Comme prévu, j’arrive un peu en avance aux Messageries. Je connais les gars des autres équipes et comme je n’ai pas du tout envie de leurs questions ou de leur compassion, je trouve un coin d’où je peux surveiller l’entrée sans être vu et je guette la grande carcasse dégingandée de Romain. Mais c’est le profil chancelant de Charles qui se dessine au coin de la rue. Je ne sais pas comment il fait, il doit boire en dormant : il n’est pas 5 heures du matin, son haleine est déjà chargée comme un cargo. Mais je le connais, mon Charles, même chargé, bon pied bon œil. Quoique ce matin… J’ai l’impression qu’il a du mal à me remettre.
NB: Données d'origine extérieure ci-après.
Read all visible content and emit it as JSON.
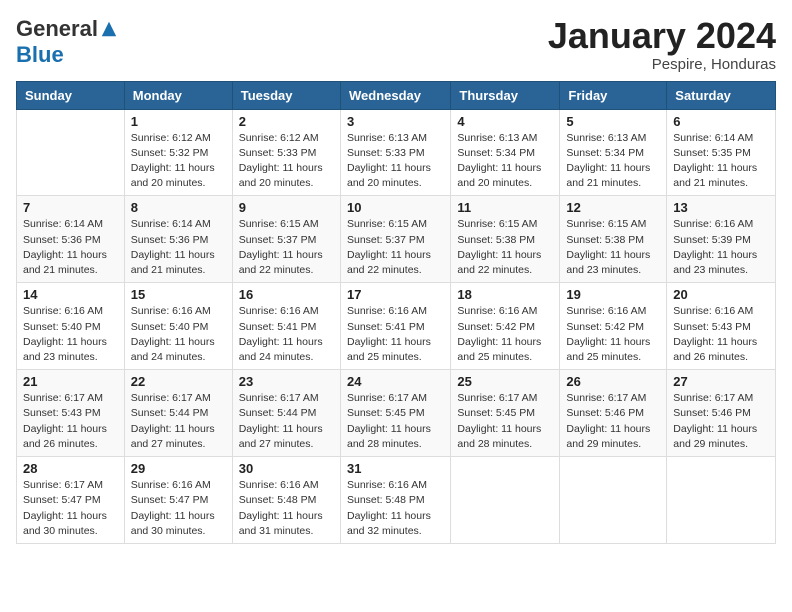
{
  "logo": {
    "general": "General",
    "blue": "Blue"
  },
  "header": {
    "month": "January 2024",
    "location": "Pespire, Honduras"
  },
  "weekdays": [
    "Sunday",
    "Monday",
    "Tuesday",
    "Wednesday",
    "Thursday",
    "Friday",
    "Saturday"
  ],
  "weeks": [
    [
      {
        "day": "",
        "info": ""
      },
      {
        "day": "1",
        "info": "Sunrise: 6:12 AM\nSunset: 5:32 PM\nDaylight: 11 hours\nand 20 minutes."
      },
      {
        "day": "2",
        "info": "Sunrise: 6:12 AM\nSunset: 5:33 PM\nDaylight: 11 hours\nand 20 minutes."
      },
      {
        "day": "3",
        "info": "Sunrise: 6:13 AM\nSunset: 5:33 PM\nDaylight: 11 hours\nand 20 minutes."
      },
      {
        "day": "4",
        "info": "Sunrise: 6:13 AM\nSunset: 5:34 PM\nDaylight: 11 hours\nand 20 minutes."
      },
      {
        "day": "5",
        "info": "Sunrise: 6:13 AM\nSunset: 5:34 PM\nDaylight: 11 hours\nand 21 minutes."
      },
      {
        "day": "6",
        "info": "Sunrise: 6:14 AM\nSunset: 5:35 PM\nDaylight: 11 hours\nand 21 minutes."
      }
    ],
    [
      {
        "day": "7",
        "info": "Sunrise: 6:14 AM\nSunset: 5:36 PM\nDaylight: 11 hours\nand 21 minutes."
      },
      {
        "day": "8",
        "info": "Sunrise: 6:14 AM\nSunset: 5:36 PM\nDaylight: 11 hours\nand 21 minutes."
      },
      {
        "day": "9",
        "info": "Sunrise: 6:15 AM\nSunset: 5:37 PM\nDaylight: 11 hours\nand 22 minutes."
      },
      {
        "day": "10",
        "info": "Sunrise: 6:15 AM\nSunset: 5:37 PM\nDaylight: 11 hours\nand 22 minutes."
      },
      {
        "day": "11",
        "info": "Sunrise: 6:15 AM\nSunset: 5:38 PM\nDaylight: 11 hours\nand 22 minutes."
      },
      {
        "day": "12",
        "info": "Sunrise: 6:15 AM\nSunset: 5:38 PM\nDaylight: 11 hours\nand 23 minutes."
      },
      {
        "day": "13",
        "info": "Sunrise: 6:16 AM\nSunset: 5:39 PM\nDaylight: 11 hours\nand 23 minutes."
      }
    ],
    [
      {
        "day": "14",
        "info": "Sunrise: 6:16 AM\nSunset: 5:40 PM\nDaylight: 11 hours\nand 23 minutes."
      },
      {
        "day": "15",
        "info": "Sunrise: 6:16 AM\nSunset: 5:40 PM\nDaylight: 11 hours\nand 24 minutes."
      },
      {
        "day": "16",
        "info": "Sunrise: 6:16 AM\nSunset: 5:41 PM\nDaylight: 11 hours\nand 24 minutes."
      },
      {
        "day": "17",
        "info": "Sunrise: 6:16 AM\nSunset: 5:41 PM\nDaylight: 11 hours\nand 25 minutes."
      },
      {
        "day": "18",
        "info": "Sunrise: 6:16 AM\nSunset: 5:42 PM\nDaylight: 11 hours\nand 25 minutes."
      },
      {
        "day": "19",
        "info": "Sunrise: 6:16 AM\nSunset: 5:42 PM\nDaylight: 11 hours\nand 25 minutes."
      },
      {
        "day": "20",
        "info": "Sunrise: 6:16 AM\nSunset: 5:43 PM\nDaylight: 11 hours\nand 26 minutes."
      }
    ],
    [
      {
        "day": "21",
        "info": "Sunrise: 6:17 AM\nSunset: 5:43 PM\nDaylight: 11 hours\nand 26 minutes."
      },
      {
        "day": "22",
        "info": "Sunrise: 6:17 AM\nSunset: 5:44 PM\nDaylight: 11 hours\nand 27 minutes."
      },
      {
        "day": "23",
        "info": "Sunrise: 6:17 AM\nSunset: 5:44 PM\nDaylight: 11 hours\nand 27 minutes."
      },
      {
        "day": "24",
        "info": "Sunrise: 6:17 AM\nSunset: 5:45 PM\nDaylight: 11 hours\nand 28 minutes."
      },
      {
        "day": "25",
        "info": "Sunrise: 6:17 AM\nSunset: 5:45 PM\nDaylight: 11 hours\nand 28 minutes."
      },
      {
        "day": "26",
        "info": "Sunrise: 6:17 AM\nSunset: 5:46 PM\nDaylight: 11 hours\nand 29 minutes."
      },
      {
        "day": "27",
        "info": "Sunrise: 6:17 AM\nSunset: 5:46 PM\nDaylight: 11 hours\nand 29 minutes."
      }
    ],
    [
      {
        "day": "28",
        "info": "Sunrise: 6:17 AM\nSunset: 5:47 PM\nDaylight: 11 hours\nand 30 minutes."
      },
      {
        "day": "29",
        "info": "Sunrise: 6:16 AM\nSunset: 5:47 PM\nDaylight: 11 hours\nand 30 minutes."
      },
      {
        "day": "30",
        "info": "Sunrise: 6:16 AM\nSunset: 5:48 PM\nDaylight: 11 hours\nand 31 minutes."
      },
      {
        "day": "31",
        "info": "Sunrise: 6:16 AM\nSunset: 5:48 PM\nDaylight: 11 hours\nand 32 minutes."
      },
      {
        "day": "",
        "info": ""
      },
      {
        "day": "",
        "info": ""
      },
      {
        "day": "",
        "info": ""
      }
    ]
  ]
}
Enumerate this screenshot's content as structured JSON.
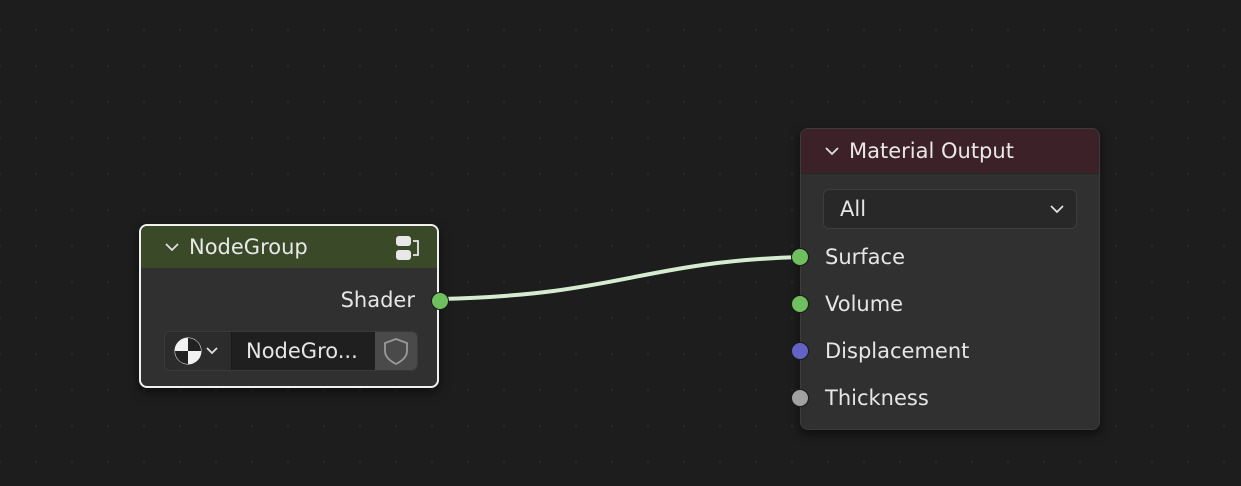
{
  "nodes": {
    "node_group": {
      "title": "NodeGroup",
      "header_color": "#3a4a28",
      "output_label": "Shader",
      "output_socket_color": "#6fbf5f",
      "datablock_name": "NodeGro...",
      "icons": [
        "chevron-down-icon",
        "node-tree-icon",
        "material-type-icon",
        "fake-user-shield-icon"
      ]
    },
    "material_output": {
      "title": "Material Output",
      "header_color": "#3c2128",
      "target_value": "All",
      "inputs": [
        {
          "label": "Surface",
          "socket_color": "#6fbf5f"
        },
        {
          "label": "Volume",
          "socket_color": "#6fbf5f"
        },
        {
          "label": "Displacement",
          "socket_color": "#6363c7"
        },
        {
          "label": "Thickness",
          "socket_color": "#a1a1a1"
        }
      ]
    }
  },
  "link": {
    "from": "NodeGroup.Shader",
    "to": "Material Output.Surface",
    "color": "#d6ecd0"
  }
}
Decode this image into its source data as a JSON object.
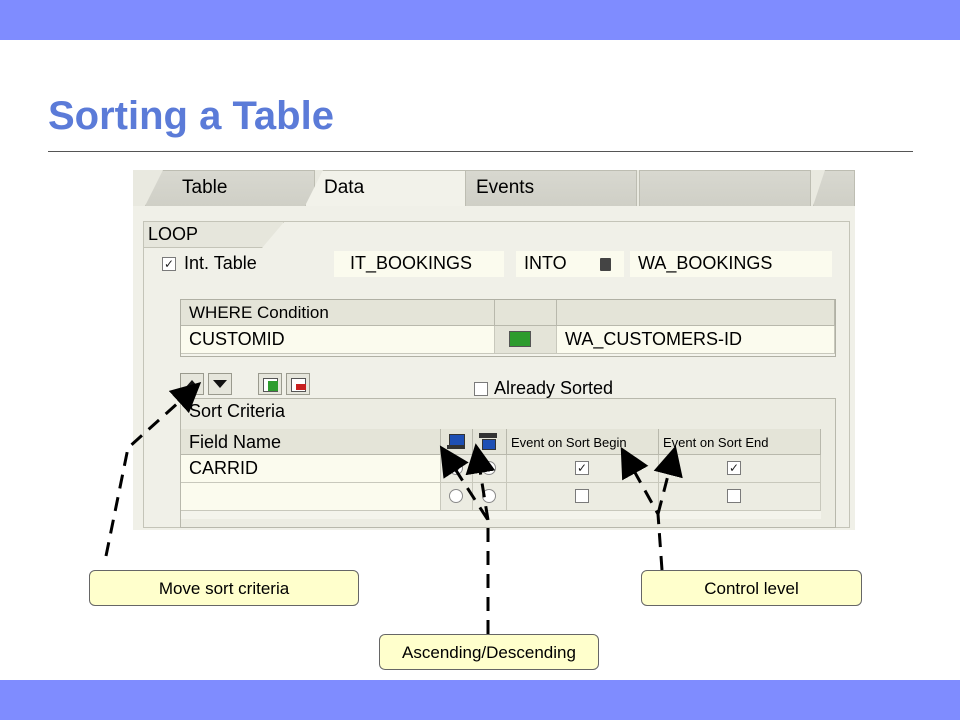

— Si je m’attendais…, dit-il en me regardant comme une apparition.
Il lève légèrement la main gauche, un peu comme un Indien. C’est un geste empreint de timidité qui lui est assez habituel. Un geste d’Indien timide. Ça fait descendre sa montre monumentale jusqu’à son coude.
— Comment ça va, Charles ?
— Les beaux jours sont derrière nous.
Il faut bien le reconnaître, Charles, parfois, est un peu sibyllin.
— J’attends Romain.
Le visage de Charles s’éclaire. Il est visiblement heureux de rendre service.
— Ah, Romain, il a changé de brigade !
Depuis quatre ans, pour les emmerdements, je suis surentraîné. Il suffit d’un mot, je les pressens, c’est devenu un instinct réflexe.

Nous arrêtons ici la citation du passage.